35 The religious condition today in Christendom bears witness to the fact that, rebelliously, she has not listened to the word from Jehovah’s Holy Scriptures that has been spoken to her by every means of communication, by house-to-house calls with the printed page, by recordings played on portable phonographs, by the loudspeakers of sound cars, by direct public lectures, by radio networks and by television. Regardless of Christendom’s indifference or even rebelliousness, the anointed witnesses of Jehovah have done just as He told Ezekiel to do, saying: “And you, O son of man, hear what I am speaking to you. Do not become rebellious like the rebellious house. Open your mouth and eat what I am giving you.”—Ezekiel 2:8.
36. What was Ezekiel given to eat, and what did it contain, for his information?
36 What was Ezekiel given to eat? His written account tells us: “And I began to see, and, look! there was a hand thrust out to me, and, look! in it there was the roll of a book.
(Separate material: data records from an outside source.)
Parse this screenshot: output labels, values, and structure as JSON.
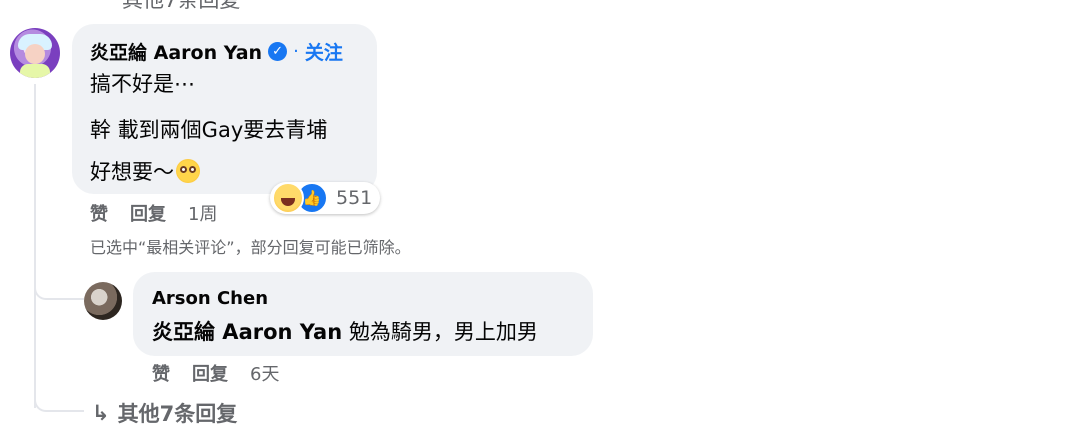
{
  "top_partial": "其他7条回复",
  "comment": {
    "author": "炎亞綸 Aaron Yan",
    "verified_icon": "verified-badge-icon",
    "separator": "·",
    "follow_label": "关注",
    "lines": [
      "搞不好是⋯",
      "幹 載到兩個Gay要去青埔",
      "好想要～"
    ],
    "emoji": "flushed-face-icon",
    "reactions": {
      "icons": [
        "haha-reaction-icon",
        "like-reaction-icon"
      ],
      "count": "551"
    },
    "actions": {
      "like": "赞",
      "reply": "回复",
      "time": "1周"
    }
  },
  "filter_note": "已选中“最相关评论”，部分回复可能已筛除。",
  "reply": {
    "author": "Arson Chen",
    "mention": "炎亞綸 Aaron Yan",
    "text": " 勉為騎男，男上加男",
    "actions": {
      "like": "赞",
      "reply": "回复",
      "time": "6天"
    }
  },
  "more_replies": {
    "icon": "reply-arrow-icon",
    "label": "其他7条回复"
  },
  "colors": {
    "accent": "#1877f2",
    "bubble": "#f0f2f5",
    "meta": "#65676b",
    "thread": "#e4e6eb"
  }
}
And he gradually spread it out before me, and it was written upon in front and on the back; and there were written in it dirges and moaning and wailing.” (Ezekiel 2:9, 10) From what was written on the scroll Ezekiel learned the content of the message that he was to deliver to the rebellious house of Israel in the name of Jehovah.
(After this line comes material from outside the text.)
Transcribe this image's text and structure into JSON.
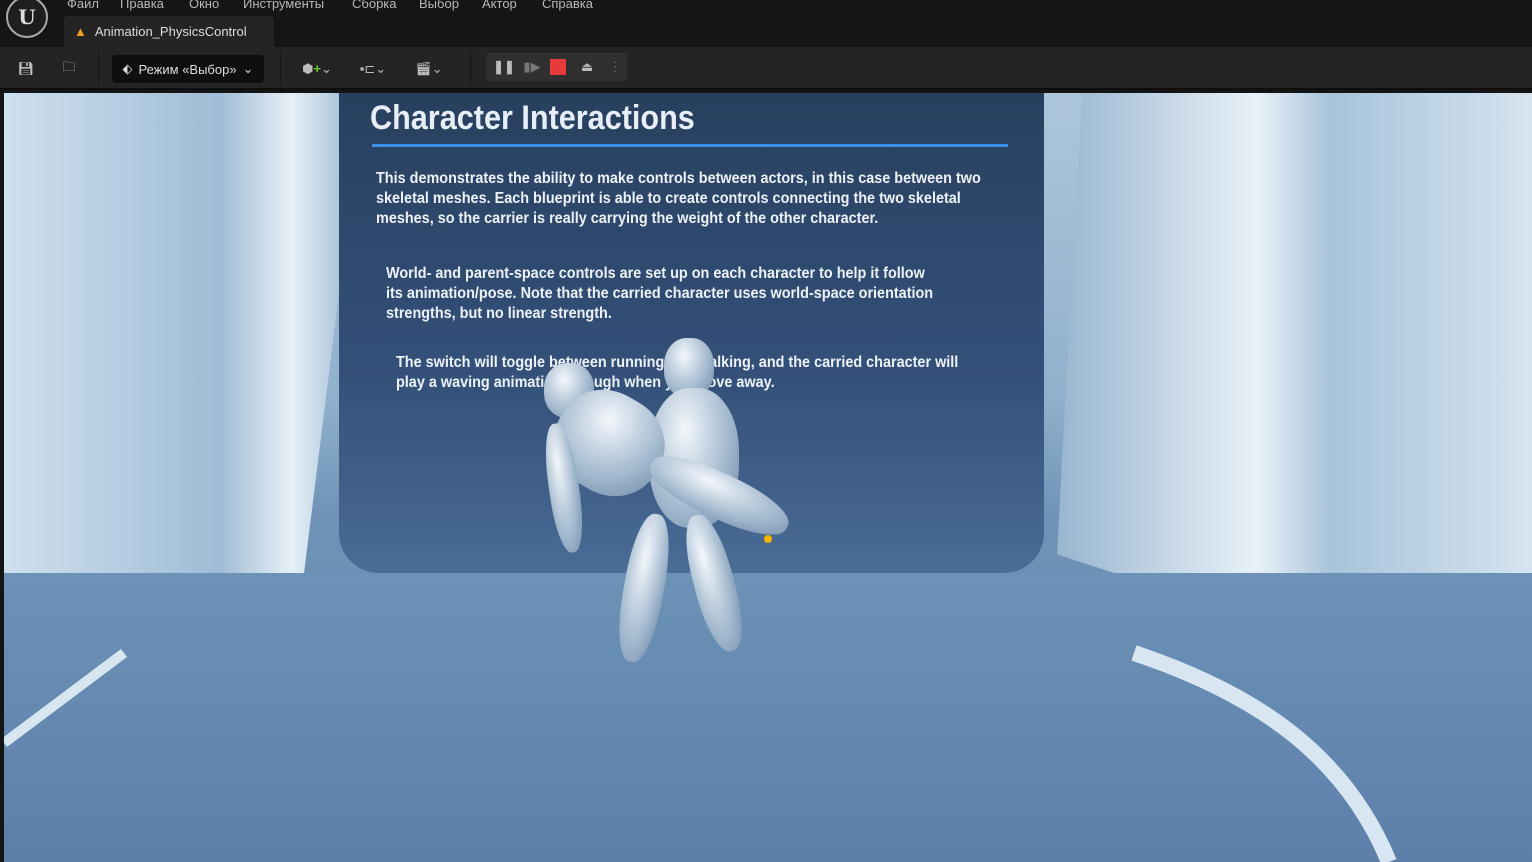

37. How was the fullness of the message to be delivered portrayed, and why was the kind of message the proper one to be delivered, both by Ezekiel and by Jehovah’s witnesses of today?
37 As no space was wasted on the scroll, but it was written upon on both sides, front and back, it was to be a full message that Ezekiel proclaimed, it was to contain a great deal of gloomy dirges, moaning and wailing. It was to be no pleasant message, and it would not be altogether pleasant for Ezekiel to deliver it. But when rebellious people refuse to turn from their ungodly way, what other kind of message than this is there to be pronounced over them? No less so, as Jehovah’s anointed witnesses of today examined the prophetic book of Ezekiel and other parts of Jehovah’s Word they found just such a message for Christendom.
38. In what way was the scroll offered to Ezekiel, and what question arises as to the acceptance thereof?
38 The hand that was thrust out to Ezekiel to offer him the scroll was likely a hand that was under a wing of one of the four cherubic living creatures who accompanied the celestial chariot of Jehovah. (Ezekiel 1:8) It is later reported that the hand of one of these cherubs was used to put fire into the hand of the “man clothed with the linen.” (Ezekiel 10:6-8) But did Ezekiel accept from that hand the scroll despite its revealed contents and then eat it, making it a part of himself? What did he as a “sign” or “portent” for the future indicate that Jehovah’s remnant of anointed witnesses would do in this twentieth century?
[Footnotes]
a By speaking of himself as “the Son of man,” Jesus Christ was not directly identifying himself as the Christ but was comparing himself with the “Son of man” seen in vision in Daniel 7:13 (AV). See also Acts 7:56.
b See Daniel 8:17.
c Quoted from The Encyclopedia Americana, Volume 17, edition of 1929, page 633.
d The Federal Council was superseded in the year 1950 by the organizing of the National Council of the Churches of Christ in the U.S.A., a corporate federation of 33 Protestant and Orthodox churches to advance the programs and policies of mutual interest to it.
e See the Federal Council Bulletin, Volume II, No. 1, of the year 1919, pages 12-14.
f Some think that “nations” here refers to the tribes of Judah and Benjamin who, together, made up the Kingdom of Judah. Each tribe could be considered a nation, according to Genesis 35:11, as addressed to Jacob or Israel.